Coupe du monde 2022 : cachés dans une poubelle, chez l'habitant... Comment les journalistes "craquent les huis clos" pour connaître la composition des Bleus
A chaque match de l'équipe de France, Didier Deschamps souhaite garder secrète sa composition d'équipe le plus longtemps possible. Mais des stratagèmes existent, et presque à chaque fois, son onze de départ finit dans les médias à 24 heures du début du match.
Perchés dans les arbres, cachés sous des tables ou tapis dans l'ombre, les journalistes sont à l'affût. A 24 heures du coup d'envoi d'un match des Bleus, l'équipe de France s'entraîne à huis clos et peaufine sa composition d'équipe du lendemain. Dans le même temps, la presse cherche comment dévoiler le onze titulaire. Ainsi, celui attendu face à la Tunisie pour le match de mercredi 30 novembre devrait, comme d'habitude, fuiter en fin d'après-midi, mardi 29 novembre.
Officiellement, les veilles de match, les journalistes n'ont droit qu'à 15 minutes d'observation dans le stade. Echauffement, footing, étirements... rien n'est souvent très intéressant mais cela suffit à abreuver d'images les chaînes de télévision. Mais au moment de plier bagage, certains médias font du zèle et se préparent, selon l'expression consacrée, à "craquer le huis clos". Pour un habitué de l’équipe de France, la pratique "date de la Coupe du monde 2002, avec l’émergence d’internet". L’instantanéité appelle l’information. La pratique est surtout "très française".
Mode d'emploi
Alors, dans les faits, comment ça marche ? Au Stade de France, à Saint-Denis, c’est assez simple. Les journalistes ont leurs habitudes : une des portes du stade permet de voir le terrain. Des jumelles et le tour est joué. Pour les grandes compétitions, c’est plus compliqué mais pas impossible. "Tu essaies toujours de trouver la faille. Au début, tu tâtonnes", témoigne un journaliste qui souhaite garder l’anonymat, parce que "ce n’est pas quelque chose dont on se vante."
L’objectif est donc de trouver le meilleur endroit pour observer l’entraînement à huis clos. Mais pour cela, il faut échapper à la sécurité du stade et à celle de l’équipe de France. Entre le match de l’Australie et celui du Danemark, cette dernière a d’ailleurs renforcé son dispositif au stade Jassim-bin-Hamad. "C’est un jeu du chat et de la souris. Ça te ramène à gamin, au cache-cache", sourit un journaliste.
Pour ne pas se faire pincer, ce dernier s’est même retrouvé dans une poubelle "vide" lors de la Coupe du monde 2014. Face au grand méchant loup, une forme de solidarité entre journalistes s'impose, même quand ils ne travaillent pas pour le même employeur. "On met parfois en place un stratagème avec certains qui surveillent ceux qui doivent nous surveiller [la sécurité des Bleus], pendant que les autres observent l'entraînement", explique l’un d’entre eux.

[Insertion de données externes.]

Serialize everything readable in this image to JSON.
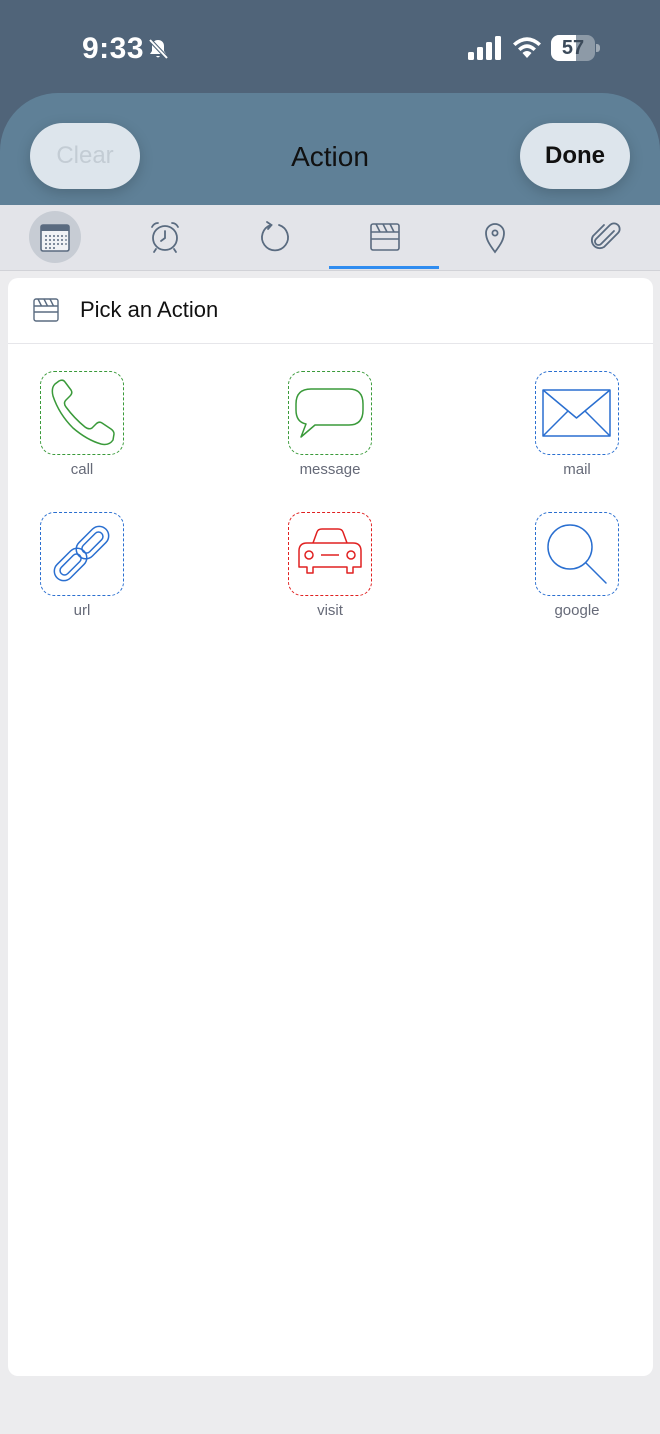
{
  "status_bar": {
    "time": "9:33",
    "battery": "57",
    "battery_level": 0.57,
    "icons": [
      "bell-slash-icon",
      "signal-icon",
      "wifi-icon",
      "battery-icon"
    ]
  },
  "header": {
    "title": "Action",
    "clear_label": "Clear",
    "done_label": "Done"
  },
  "tabs": [
    {
      "icon": "calendar-icon",
      "selected_circle": true
    },
    {
      "icon": "alarm-clock-icon"
    },
    {
      "icon": "repeat-icon"
    },
    {
      "icon": "clapperboard-icon",
      "active": true
    },
    {
      "icon": "location-pin-icon"
    },
    {
      "icon": "paperclip-icon"
    }
  ],
  "card": {
    "icon": "clapperboard-icon",
    "title": "Pick an Action"
  },
  "actions": [
    {
      "label": "call",
      "icon": "phone-icon",
      "color": "#3a9a3a"
    },
    {
      "label": "message",
      "icon": "speech-bubble-icon",
      "color": "#3a9a3a"
    },
    {
      "label": "mail",
      "icon": "envelope-icon",
      "color": "#2a6fd0"
    },
    {
      "label": "url",
      "icon": "link-icon",
      "color": "#2a6fd0"
    },
    {
      "label": "visit",
      "icon": "car-icon",
      "color": "#e02020"
    },
    {
      "label": "google",
      "icon": "magnifier-icon",
      "color": "#2a6fd0"
    }
  ],
  "colors": {
    "accent": "#2f8cf0",
    "status_bg": "#506479",
    "header_bg": "#5f8097"
  }
}
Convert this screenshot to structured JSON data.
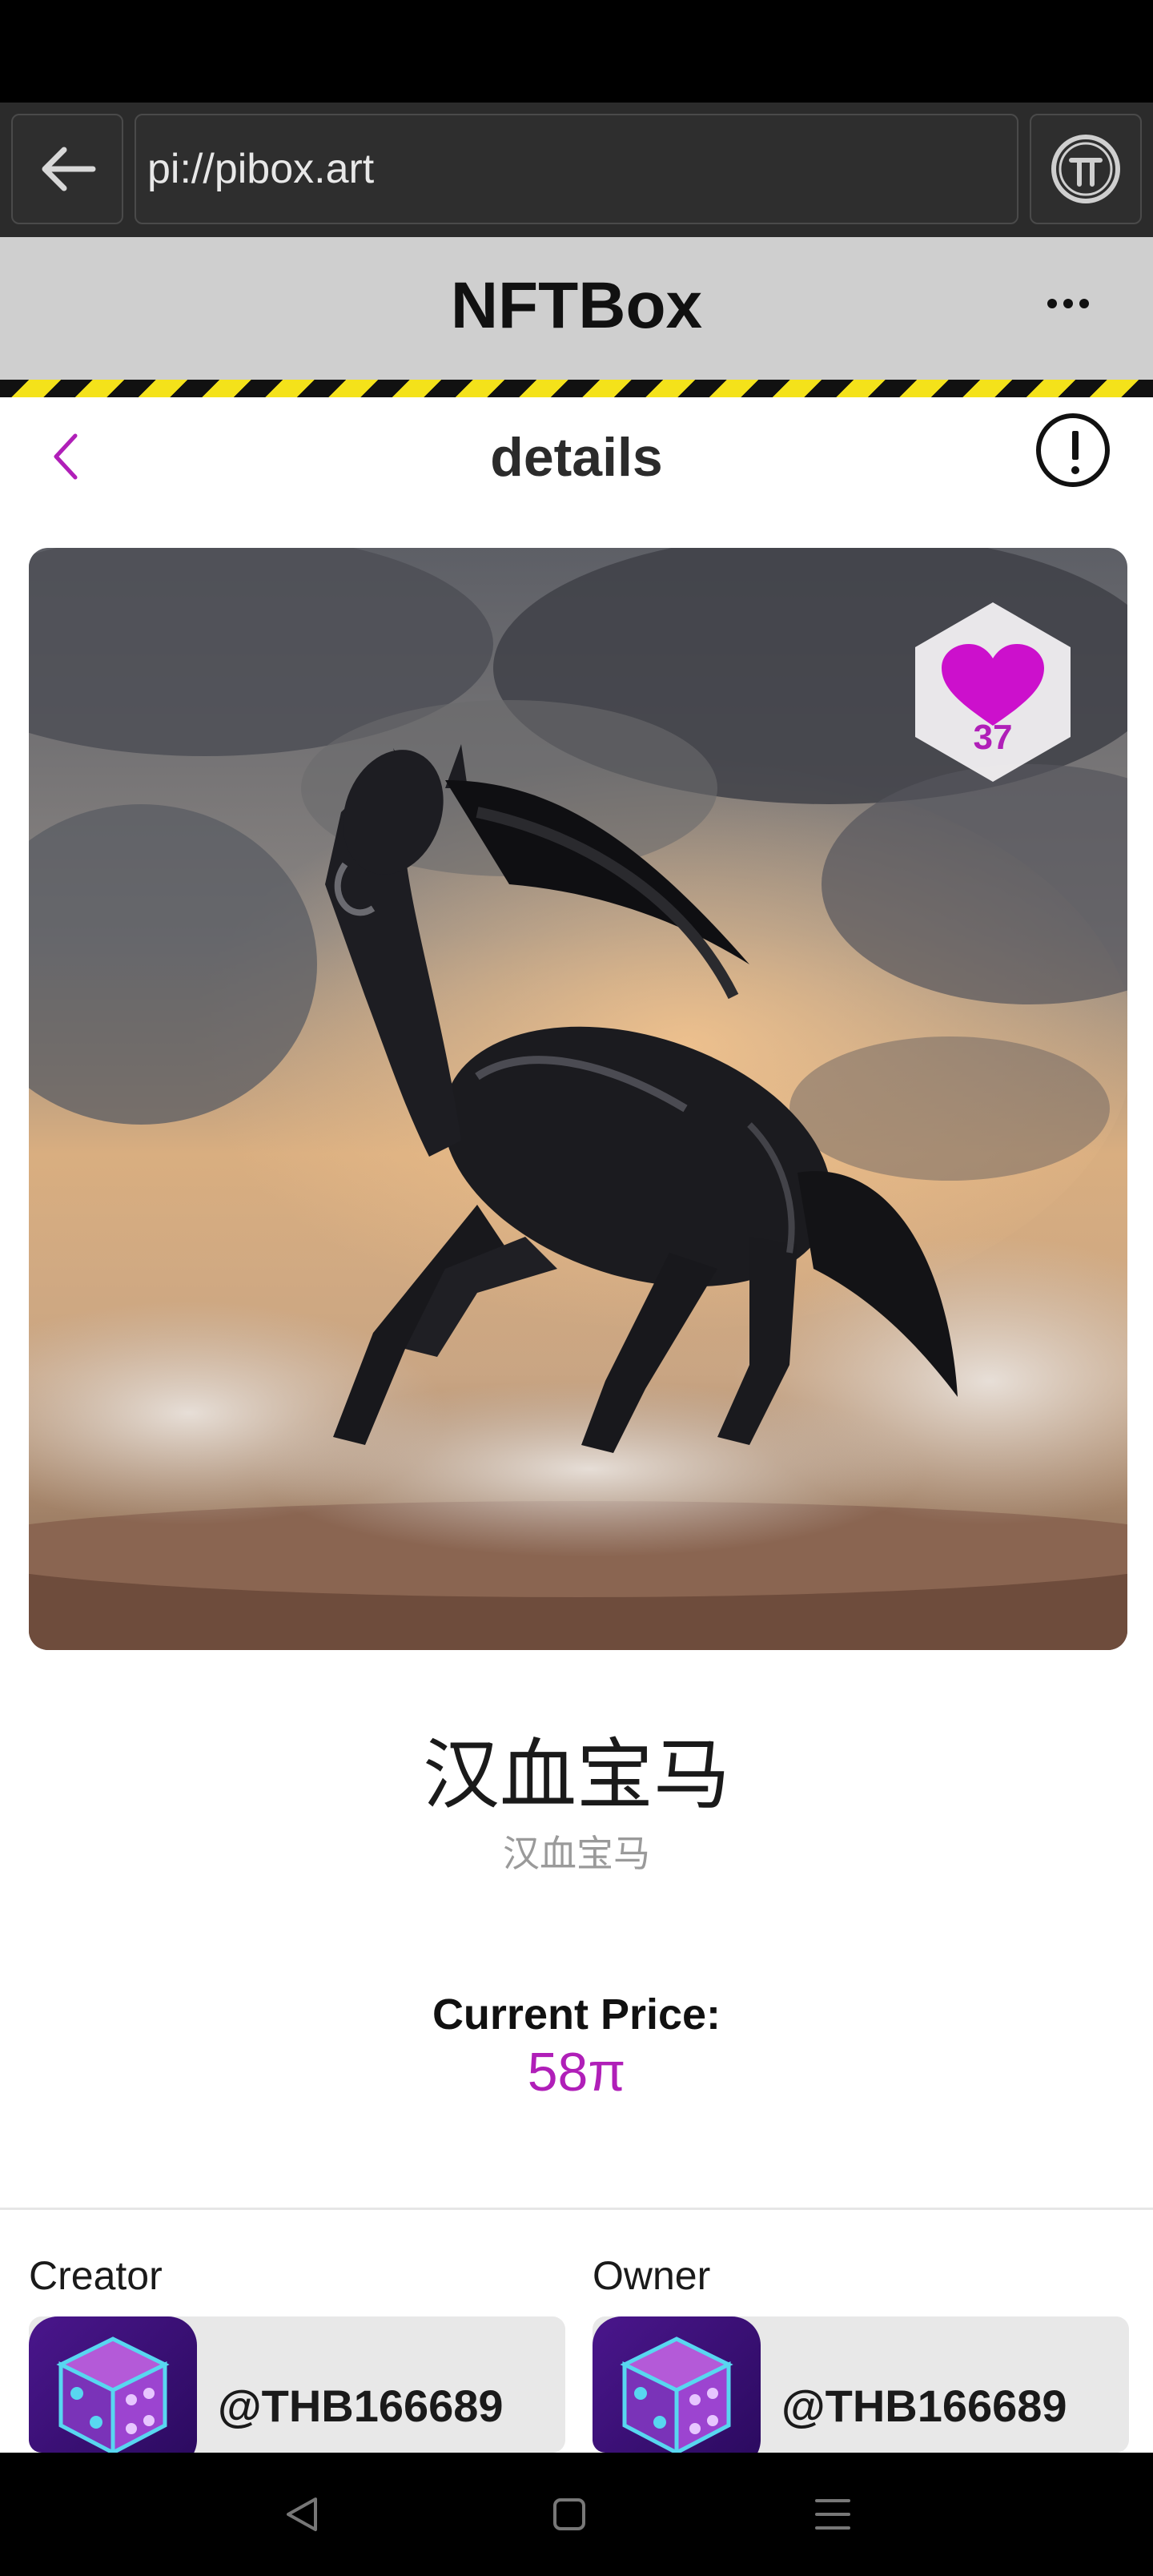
{
  "browser": {
    "url": "pi://pibox.art",
    "back_icon": "arrow-left-icon",
    "pi_icon": "pi-logo-icon"
  },
  "app": {
    "title": "NFTBox",
    "menu_icon": "more-dots-icon"
  },
  "details": {
    "title": "details",
    "back_icon": "chevron-left-icon",
    "report_icon": "exclamation-circle-icon"
  },
  "artwork": {
    "likes": "37",
    "like_icon": "heart-icon"
  },
  "nft": {
    "title": "汉血宝马",
    "subtitle": "汉血宝马",
    "price_label": "Current Price:",
    "price": "58π"
  },
  "creator": {
    "label": "Creator",
    "username": "@THB166689"
  },
  "owner": {
    "label": "Owner",
    "username": "@THB166689"
  },
  "colors": {
    "accent": "#b01fb8",
    "header_bg": "#cfcfcf",
    "browser_bg": "#2b2b2b"
  }
}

Une pratique qui révoltait Roger Lemerre
En 2018, la configuration était différente. Le terrain d’entraînement à Istra, en Russie, était à découvert. Certains journalistes ont alors joué les sentinelles en s’invitant chez des particuliers, dans un grand immeuble situé à 200 mètres, avec vue sur la pelouse. "On n’avait même plus le stress du huis clos. On buvait notre thé en observant l'entraînement grâce à nos jumelles", se souvient, le sourire aux lèvres, l’un des deux journalistes concernés.
La ruse passe une fois, mais pas deux. L’intervention de la sécurité des Bleus et de la police locale dans l’appartement de la famille russe a fait une belle frayeur au duo. "On est restés 30 minutes en bas de l’immeuble, se remémore l’autre. Tu mets en danger la famille qui t’accueille. Et on s’est demandé si notre accréditation pour la compétition n’allait pas sauter." Dans les faits, pas de sanction et les deux journalistes sont encore en contact avec la famille d’accueil.
Les conséquences d’être pris sur le fait sont en effet légères. "Je me suis fait choper plusieurs fois mais la plupart du temps, c’est soft. Parfois, on te demande ton nom, ton média et on t’inscrit sur une liste", témoigne le journaliste d’Istra. "On n’est pas dupe", réagit un membre du staff de l’équipe de France, qui affirme que la sécurité des Bleus se prend également au jeu, "avec le sourire".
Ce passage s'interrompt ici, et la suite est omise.